Nur ein Wort: Sauerei Aber wenn erst der Bürge gewürgt wird, dürfte das bald für noch deutlich größere Teile der Bevölkerung gelten.
makutsov 20.04.2011
2. Geld für die reichsten 1 %
Die Konzentrierung von Vermögen in den reichsten 1% nimmt mehr und mehr zu. Auf lange Sicht wird dies zu Zuständen wie in den USA oder anderen Staaten führen, wo man kaum mehr sicher auf der Straße ist.
tomkey 20.04.2011
3. Mindestlohn
Schuld daran haben auch Arbeitsagentur und Jobcenter, die Arbeitssuchenden die Pistole auf die Brust setzen um Niedriglohnjobs anzunehmen.

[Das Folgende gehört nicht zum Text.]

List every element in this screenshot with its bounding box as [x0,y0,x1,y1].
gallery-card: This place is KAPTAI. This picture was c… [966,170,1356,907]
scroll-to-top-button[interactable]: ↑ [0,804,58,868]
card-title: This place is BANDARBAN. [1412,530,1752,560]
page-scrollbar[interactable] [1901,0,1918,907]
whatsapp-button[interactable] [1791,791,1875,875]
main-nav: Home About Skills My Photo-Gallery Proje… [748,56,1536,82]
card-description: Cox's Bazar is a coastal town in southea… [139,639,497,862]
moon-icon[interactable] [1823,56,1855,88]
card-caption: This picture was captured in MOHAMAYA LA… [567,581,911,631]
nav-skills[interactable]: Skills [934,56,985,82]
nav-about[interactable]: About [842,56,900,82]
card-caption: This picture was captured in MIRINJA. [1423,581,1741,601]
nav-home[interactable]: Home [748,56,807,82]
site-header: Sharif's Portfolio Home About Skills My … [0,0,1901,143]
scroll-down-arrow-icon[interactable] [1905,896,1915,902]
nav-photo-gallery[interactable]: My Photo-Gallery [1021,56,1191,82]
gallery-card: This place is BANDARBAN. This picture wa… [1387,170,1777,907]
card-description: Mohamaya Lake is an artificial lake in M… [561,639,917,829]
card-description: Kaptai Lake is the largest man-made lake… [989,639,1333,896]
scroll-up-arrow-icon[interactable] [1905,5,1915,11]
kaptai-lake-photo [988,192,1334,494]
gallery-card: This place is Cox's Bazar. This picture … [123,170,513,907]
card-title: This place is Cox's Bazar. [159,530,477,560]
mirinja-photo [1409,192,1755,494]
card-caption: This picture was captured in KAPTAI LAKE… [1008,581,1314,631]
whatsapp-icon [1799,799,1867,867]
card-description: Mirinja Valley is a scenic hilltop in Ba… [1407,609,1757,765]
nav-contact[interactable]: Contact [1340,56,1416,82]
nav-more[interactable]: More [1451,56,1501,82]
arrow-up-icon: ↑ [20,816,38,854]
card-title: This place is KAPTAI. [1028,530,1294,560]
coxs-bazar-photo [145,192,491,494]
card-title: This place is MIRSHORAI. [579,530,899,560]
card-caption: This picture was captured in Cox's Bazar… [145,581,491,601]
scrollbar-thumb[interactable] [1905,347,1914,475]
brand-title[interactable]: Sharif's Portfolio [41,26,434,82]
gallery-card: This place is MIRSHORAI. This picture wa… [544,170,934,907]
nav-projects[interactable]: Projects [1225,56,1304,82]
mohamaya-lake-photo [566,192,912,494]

Wann kommt endlich der allgemein verbindliche Mindestlohn??
winfield06 20.04.2011
4. Oh
welch neue Erkenntnis. Warum ist dieser Fakt denn schon so vielen bekannt wird aber erst jetzt veröffentlicht?
Schweijk 20.04.2011
5. Wieviel Hat
hat man für diese Glorreiche Studie gezahlt? Das was diese Studie aussagt Pfeifen die Spatzen schon länger vom Dach. Ändern wird sich das erst wenn es Soziale Unruhen gibt.